Her physical findings are typical of a Mustard repair except that she has a loud murmur of systemic tricuspid regurgitation and a softer murmur of systemic tricuspid stenosis. Her chest X-ray shows quite marked cardiomegaly with apparent right ventricular and right atrial dilation. Her echo shows fairly typical grade 3 systemic right ventricular dysfunction. Tricuspid regurgitation is severe and tricuspid stenosis is present. Heart cath shows pulmonary hypertension due to tricuspid stenosis and regurgitation.
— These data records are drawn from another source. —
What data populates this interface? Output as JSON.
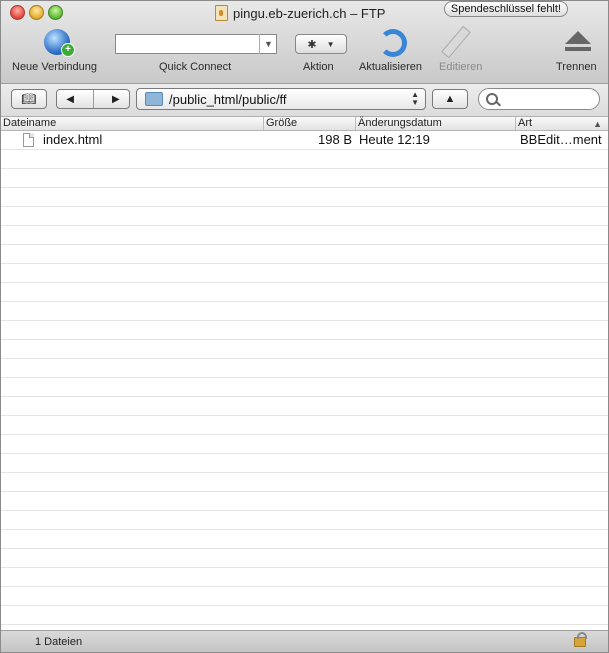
{
  "window": {
    "title": "pingu.eb-zuerich.ch – FTP",
    "badge": "Spendeschlüssel fehlt!"
  },
  "toolbar": {
    "new_connection": "Neue Verbindung",
    "quick_connect": "Quick Connect",
    "quick_connect_value": "",
    "action": "Aktion",
    "refresh": "Aktualisieren",
    "edit": "Editieren",
    "disconnect": "Trennen"
  },
  "pathbar": {
    "path": "/public_html/public/ff",
    "search_placeholder": ""
  },
  "table": {
    "columns": [
      "Dateiname",
      "Größe",
      "Änderungsdatum",
      "Art"
    ],
    "rows": [
      {
        "name": "index.html",
        "size": "198 B",
        "date": "Heute 12:19",
        "kind": "BBEdit…ment"
      }
    ]
  },
  "status": {
    "count_text": "1 Dateien"
  },
  "colors": {
    "accent": "#3a86d6",
    "row_line": "#e4e4e4"
  },
  "icons": [
    "globe-add-icon",
    "gear-icon",
    "refresh-icon",
    "pencil-icon",
    "eject-icon",
    "bookmark-icon",
    "back-arrow-icon",
    "forward-arrow-icon",
    "folder-icon",
    "up-arrow-icon",
    "search-icon",
    "file-icon",
    "lock-icon"
  ]
}
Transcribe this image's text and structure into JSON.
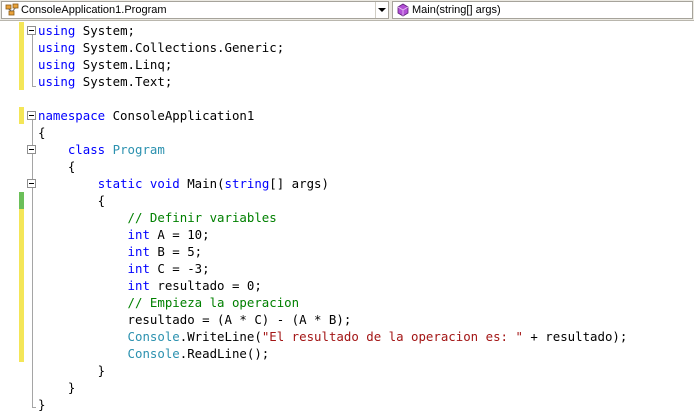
{
  "navbar": {
    "type_combo": {
      "value": "ConsoleApplication1.Program",
      "icon": "class-icon"
    },
    "member_combo": {
      "value": "Main(string[] args)",
      "icon": "method-icon"
    }
  },
  "colors": {
    "keyword": "#0000ff",
    "type": "#2b91af",
    "comment": "#008000",
    "string": "#a31515",
    "change_unsaved": "#f4e658",
    "change_saved": "#6bbf59"
  },
  "code": [
    [
      "using",
      " System;"
    ],
    [
      "using",
      " System.Collections.Generic;"
    ],
    [
      "using",
      " System.Linq;"
    ],
    [
      "using",
      " System.Text;"
    ],
    [
      ""
    ],
    [
      "namespace",
      " ConsoleApplication1"
    ],
    [
      "{"
    ],
    [
      "    ",
      "class",
      " ",
      "Program"
    ],
    [
      "    {"
    ],
    [
      "        ",
      "static",
      " ",
      "void",
      " Main(",
      "string",
      "[] args)"
    ],
    [
      "        {"
    ],
    [
      "            ",
      "// Definir variables"
    ],
    [
      "            ",
      "int",
      " A = 10;"
    ],
    [
      "            ",
      "int",
      " B = 5;"
    ],
    [
      "            ",
      "int",
      " C = -3;"
    ],
    [
      "            ",
      "int",
      " resultado = 0;"
    ],
    [
      "            ",
      "// Empieza la operacion"
    ],
    [
      "            resultado = (A * C) - (A * B);"
    ],
    [
      "            ",
      "Console",
      ".WriteLine(",
      "\"El resultado de la operacion es: \"",
      " + resultado);"
    ],
    [
      "            ",
      "Console",
      ".ReadLine();"
    ],
    [
      "        }"
    ],
    [
      "    }"
    ],
    [
      "}"
    ]
  ]
}
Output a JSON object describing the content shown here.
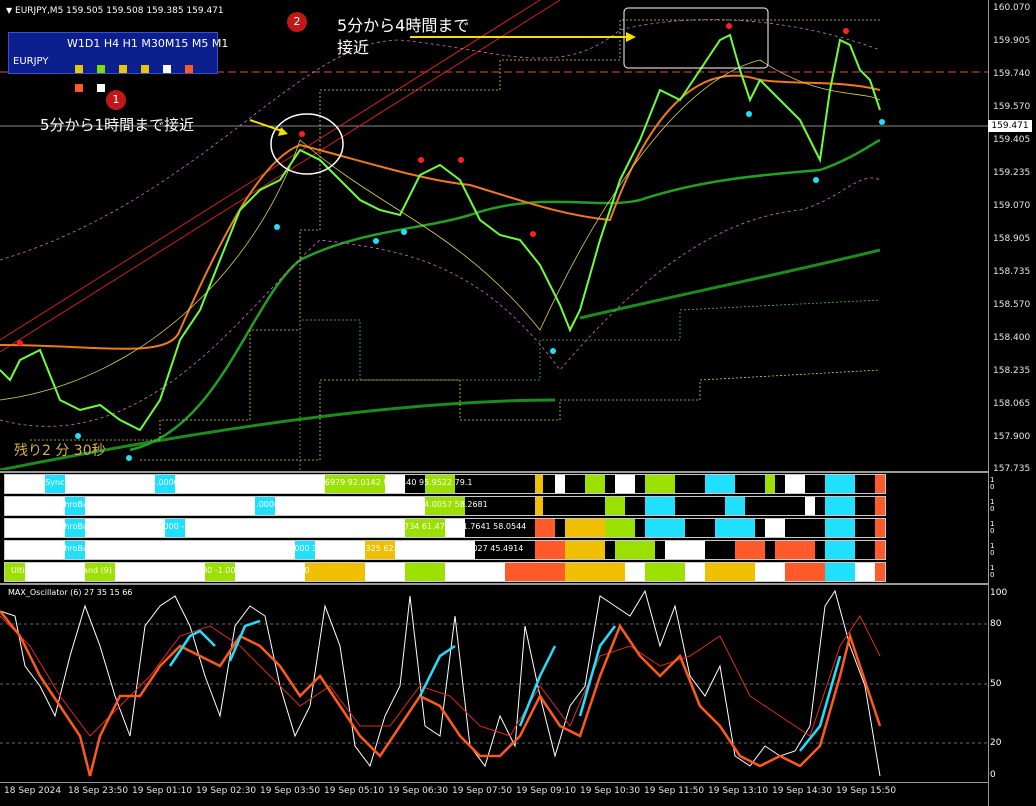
{
  "header": {
    "symbol": "EURJPY,M5",
    "ohlc": "159.505 159.508 159.385 159.471"
  },
  "timeframe_panel": {
    "label": "W1D1 H4 H1 M30M15 M5 M1",
    "symbol": "EURJPY",
    "dots": [
      "#e8c800",
      "#7ee000",
      "#e8c800",
      "#e8c800",
      "#ffffff",
      "#ff5a2a",
      "#ff5a2a",
      "#ffffff"
    ]
  },
  "annotations": {
    "badge1": "1",
    "badge2": "2",
    "text1": "5分から1時間まで接近",
    "text2_line1": "5分から4時間まで",
    "text2_line2": "接近",
    "remaining": "残り2 分 30秒"
  },
  "price_axis": {
    "labels": [
      "160.070",
      "159.905",
      "159.740",
      "159.570",
      "159.405",
      "159.235",
      "159.070",
      "158.905",
      "158.735",
      "158.570",
      "158.400",
      "158.235",
      "158.065",
      "157.900",
      "157.735"
    ],
    "current": "159.471"
  },
  "time_axis": {
    "labels": [
      "18 Sep 2024",
      "18 Sep 23:50",
      "19 Sep 01:10",
      "19 Sep 02:30",
      "19 Sep 03:50",
      "19 Sep 05:10",
      "19 Sep 06:30",
      "19 Sep 07:50",
      "19 Sep 09:10",
      "19 Sep 10:30",
      "19 Sep 11:50",
      "19 Sep 13:10",
      "19 Sep 14:30",
      "19 Sep 15:50"
    ]
  },
  "indicators": [
    {
      "label": "UltimateSynchroBand (9) -1.0000 -1.0000 -1.0000 -1.0000 -1.0000 1.0000 85.6979 92.0142 96.8440 95.9522 79.1"
    },
    {
      "label": "UltimateSynchroBand (9) -1.0000 -1.0000 -1.0000 -1.0000 -1.0000 1.0000 69.6841 71.7394 82.2593 84.0057 58.2681"
    },
    {
      "label": "UltimateSynchroBand (9) -1.0000 -1.0000 -1.0000 -1.0000 -1.0000 -1.0000 64.4053 68.2016 54.8734 61.4765 81.7641 58.0544"
    },
    {
      "label": "UltimateSynchroBand (9) -1.0000 -1.0000 -1.0000 -1.0000 -1.0000 1.0000 35.4612 42.3325 62.1555 61.0332 64.9027 45.4914"
    },
    {
      "label": "UltimateSynchroBand (9) -1.0000 -1.0000 -1.0000 -1.0000 -1.0000 1.0000"
    }
  ],
  "indicator_scale": [
    "1",
    "0"
  ],
  "oscillator": {
    "label": "MAX_Oscillator (6) 27 35 15 66",
    "levels": [
      "100",
      "80",
      "50",
      "20",
      "0"
    ]
  }
}
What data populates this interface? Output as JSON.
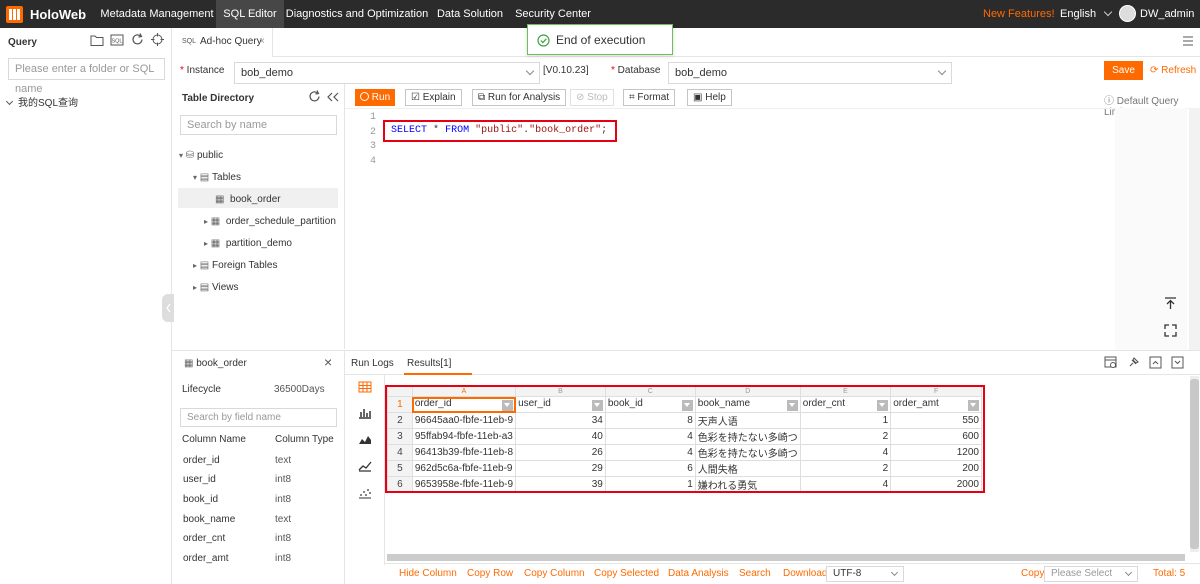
{
  "nav": {
    "brand": "HoloWeb",
    "items": [
      {
        "label": "Metadata Management",
        "active": false
      },
      {
        "label": "SQL Editor",
        "active": true
      },
      {
        "label": "Diagnostics and Optimization",
        "active": false
      },
      {
        "label": "Data Solution",
        "active": false
      },
      {
        "label": "Security Center",
        "active": false
      }
    ],
    "new_features": "New Features!",
    "language": "English",
    "username": "DW_admin"
  },
  "left_panel": {
    "title": "Query",
    "search_placeholder": "Please enter a folder or SQL name",
    "folder_label": "我的SQL查询"
  },
  "toast": {
    "message": "End of execution"
  },
  "tab": {
    "icon_text": "SQL",
    "label": "Ad-hoc Query"
  },
  "instance_bar": {
    "instance_label": "Instance",
    "instance_value": "bob_demo",
    "version": "[V0.10.23]",
    "database_label": "Database",
    "database_value": "bob_demo",
    "save_label": "Save",
    "refresh_label": "Refresh"
  },
  "table_directory": {
    "title": "Table Directory",
    "search_placeholder": "Search by name",
    "schema": "public",
    "tables_label": "Tables",
    "tables": [
      "book_order",
      "order_schedule_partition",
      "partition_demo"
    ],
    "foreign_tables_label": "Foreign Tables",
    "views_label": "Views"
  },
  "toolbar": {
    "run": "Run",
    "explain": "Explain",
    "run_for_analysis": "Run for Analysis",
    "stop": "Stop",
    "format": "Format",
    "help": "Help",
    "default_query_limit": "Default Query Limit"
  },
  "editor": {
    "line_numbers": [
      "1",
      "2",
      "3",
      "4"
    ],
    "sql_tokens": [
      {
        "text": "SELECT",
        "kind": "kw"
      },
      {
        "text": "*",
        "kind": "op"
      },
      {
        "text": "FROM",
        "kind": "kw"
      },
      {
        "text": "\"public\"",
        "kind": "str"
      },
      {
        "text": ".",
        "kind": "plain"
      },
      {
        "text": "\"book_order\"",
        "kind": "str"
      },
      {
        "text": ";",
        "kind": "plain"
      }
    ],
    "colors": {
      "kw": "#0000ff",
      "str": "#a31515",
      "plain": "#333333",
      "op": "#333333"
    }
  },
  "table_info": {
    "table_name": "book_order",
    "lifecycle_label": "Lifecycle",
    "lifecycle_value": "36500Days",
    "field_search_placeholder": "Search by field name",
    "column_name_header": "Column Name",
    "column_type_header": "Column Type",
    "columns": [
      {
        "name": "order_id",
        "type": "text"
      },
      {
        "name": "user_id",
        "type": "int8"
      },
      {
        "name": "book_id",
        "type": "int8"
      },
      {
        "name": "book_name",
        "type": "text"
      },
      {
        "name": "order_cnt",
        "type": "int8"
      },
      {
        "name": "order_amt",
        "type": "int8"
      }
    ]
  },
  "results": {
    "tab_run_logs": "Run Logs",
    "tab_results": "Results[1]",
    "col_letters": [
      "A",
      "B",
      "C",
      "D",
      "E",
      "F"
    ],
    "headers": [
      "order_id",
      "user_id",
      "book_id",
      "book_name",
      "order_cnt",
      "order_amt"
    ],
    "row_numbers": [
      "1",
      "2",
      "3",
      "4",
      "5",
      "6"
    ],
    "rows": [
      [
        "96645aa0-fbfe-11eb-9",
        "34",
        "8",
        "天声人语",
        "1",
        "550"
      ],
      [
        "95ffab94-fbfe-11eb-a3",
        "40",
        "4",
        "色彩を持たない多崎つ",
        "2",
        "600"
      ],
      [
        "96413b39-fbfe-11eb-8",
        "26",
        "4",
        "色彩を持たない多崎つ",
        "4",
        "1200"
      ],
      [
        "962d5c6a-fbfe-11eb-9",
        "29",
        "6",
        "人間失格",
        "2",
        "200"
      ],
      [
        "9653958e-fbfe-11eb-9",
        "39",
        "1",
        "嫌われる勇気",
        "4",
        "2000"
      ]
    ]
  },
  "bottom_bar": {
    "hide_column": "Hide Column",
    "copy_row": "Copy Row",
    "copy_column": "Copy Column",
    "copy_selected": "Copy Selected",
    "data_analysis": "Data Analysis",
    "search": "Search",
    "download": "Download",
    "encoding": "UTF-8",
    "copy_label": "Copy",
    "copy_select_placeholder": "Please Select",
    "total": "Total: 5"
  },
  "accent": "#ff6a00",
  "highlight": "#e60012"
}
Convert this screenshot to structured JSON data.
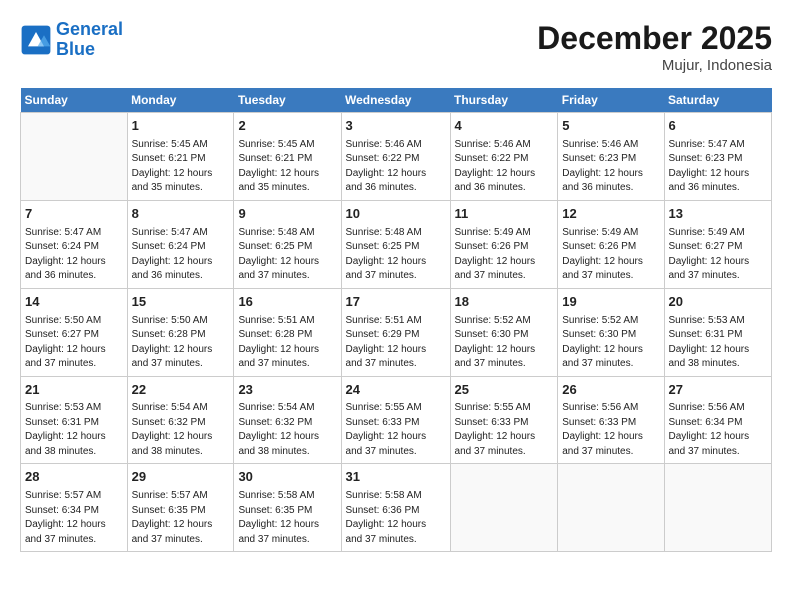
{
  "header": {
    "logo_line1": "General",
    "logo_line2": "Blue",
    "month": "December 2025",
    "location": "Mujur, Indonesia"
  },
  "days_of_week": [
    "Sunday",
    "Monday",
    "Tuesday",
    "Wednesday",
    "Thursday",
    "Friday",
    "Saturday"
  ],
  "weeks": [
    [
      {
        "day": "",
        "content": ""
      },
      {
        "day": "1",
        "content": "Sunrise: 5:45 AM\nSunset: 6:21 PM\nDaylight: 12 hours\nand 35 minutes."
      },
      {
        "day": "2",
        "content": "Sunrise: 5:45 AM\nSunset: 6:21 PM\nDaylight: 12 hours\nand 35 minutes."
      },
      {
        "day": "3",
        "content": "Sunrise: 5:46 AM\nSunset: 6:22 PM\nDaylight: 12 hours\nand 36 minutes."
      },
      {
        "day": "4",
        "content": "Sunrise: 5:46 AM\nSunset: 6:22 PM\nDaylight: 12 hours\nand 36 minutes."
      },
      {
        "day": "5",
        "content": "Sunrise: 5:46 AM\nSunset: 6:23 PM\nDaylight: 12 hours\nand 36 minutes."
      },
      {
        "day": "6",
        "content": "Sunrise: 5:47 AM\nSunset: 6:23 PM\nDaylight: 12 hours\nand 36 minutes."
      }
    ],
    [
      {
        "day": "7",
        "content": "Sunrise: 5:47 AM\nSunset: 6:24 PM\nDaylight: 12 hours\nand 36 minutes."
      },
      {
        "day": "8",
        "content": "Sunrise: 5:47 AM\nSunset: 6:24 PM\nDaylight: 12 hours\nand 36 minutes."
      },
      {
        "day": "9",
        "content": "Sunrise: 5:48 AM\nSunset: 6:25 PM\nDaylight: 12 hours\nand 37 minutes."
      },
      {
        "day": "10",
        "content": "Sunrise: 5:48 AM\nSunset: 6:25 PM\nDaylight: 12 hours\nand 37 minutes."
      },
      {
        "day": "11",
        "content": "Sunrise: 5:49 AM\nSunset: 6:26 PM\nDaylight: 12 hours\nand 37 minutes."
      },
      {
        "day": "12",
        "content": "Sunrise: 5:49 AM\nSunset: 6:26 PM\nDaylight: 12 hours\nand 37 minutes."
      },
      {
        "day": "13",
        "content": "Sunrise: 5:49 AM\nSunset: 6:27 PM\nDaylight: 12 hours\nand 37 minutes."
      }
    ],
    [
      {
        "day": "14",
        "content": "Sunrise: 5:50 AM\nSunset: 6:27 PM\nDaylight: 12 hours\nand 37 minutes."
      },
      {
        "day": "15",
        "content": "Sunrise: 5:50 AM\nSunset: 6:28 PM\nDaylight: 12 hours\nand 37 minutes."
      },
      {
        "day": "16",
        "content": "Sunrise: 5:51 AM\nSunset: 6:28 PM\nDaylight: 12 hours\nand 37 minutes."
      },
      {
        "day": "17",
        "content": "Sunrise: 5:51 AM\nSunset: 6:29 PM\nDaylight: 12 hours\nand 37 minutes."
      },
      {
        "day": "18",
        "content": "Sunrise: 5:52 AM\nSunset: 6:30 PM\nDaylight: 12 hours\nand 37 minutes."
      },
      {
        "day": "19",
        "content": "Sunrise: 5:52 AM\nSunset: 6:30 PM\nDaylight: 12 hours\nand 37 minutes."
      },
      {
        "day": "20",
        "content": "Sunrise: 5:53 AM\nSunset: 6:31 PM\nDaylight: 12 hours\nand 38 minutes."
      }
    ],
    [
      {
        "day": "21",
        "content": "Sunrise: 5:53 AM\nSunset: 6:31 PM\nDaylight: 12 hours\nand 38 minutes."
      },
      {
        "day": "22",
        "content": "Sunrise: 5:54 AM\nSunset: 6:32 PM\nDaylight: 12 hours\nand 38 minutes."
      },
      {
        "day": "23",
        "content": "Sunrise: 5:54 AM\nSunset: 6:32 PM\nDaylight: 12 hours\nand 38 minutes."
      },
      {
        "day": "24",
        "content": "Sunrise: 5:55 AM\nSunset: 6:33 PM\nDaylight: 12 hours\nand 37 minutes."
      },
      {
        "day": "25",
        "content": "Sunrise: 5:55 AM\nSunset: 6:33 PM\nDaylight: 12 hours\nand 37 minutes."
      },
      {
        "day": "26",
        "content": "Sunrise: 5:56 AM\nSunset: 6:33 PM\nDaylight: 12 hours\nand 37 minutes."
      },
      {
        "day": "27",
        "content": "Sunrise: 5:56 AM\nSunset: 6:34 PM\nDaylight: 12 hours\nand 37 minutes."
      }
    ],
    [
      {
        "day": "28",
        "content": "Sunrise: 5:57 AM\nSunset: 6:34 PM\nDaylight: 12 hours\nand 37 minutes."
      },
      {
        "day": "29",
        "content": "Sunrise: 5:57 AM\nSunset: 6:35 PM\nDaylight: 12 hours\nand 37 minutes."
      },
      {
        "day": "30",
        "content": "Sunrise: 5:58 AM\nSunset: 6:35 PM\nDaylight: 12 hours\nand 37 minutes."
      },
      {
        "day": "31",
        "content": "Sunrise: 5:58 AM\nSunset: 6:36 PM\nDaylight: 12 hours\nand 37 minutes."
      },
      {
        "day": "",
        "content": ""
      },
      {
        "day": "",
        "content": ""
      },
      {
        "day": "",
        "content": ""
      }
    ]
  ]
}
After wrestling with management options, we have elected to band her pulmonary artery to prepare her for a switch conversion of transposition. It is not clear how long her pulmonary left ventricle should be "trained" prior to arterial switch and what indices should be used to assess adequate training e.g. left ventricular mass, wall thickness. We will probably wait at least 6 months, maybe a year before undertaking the second stage.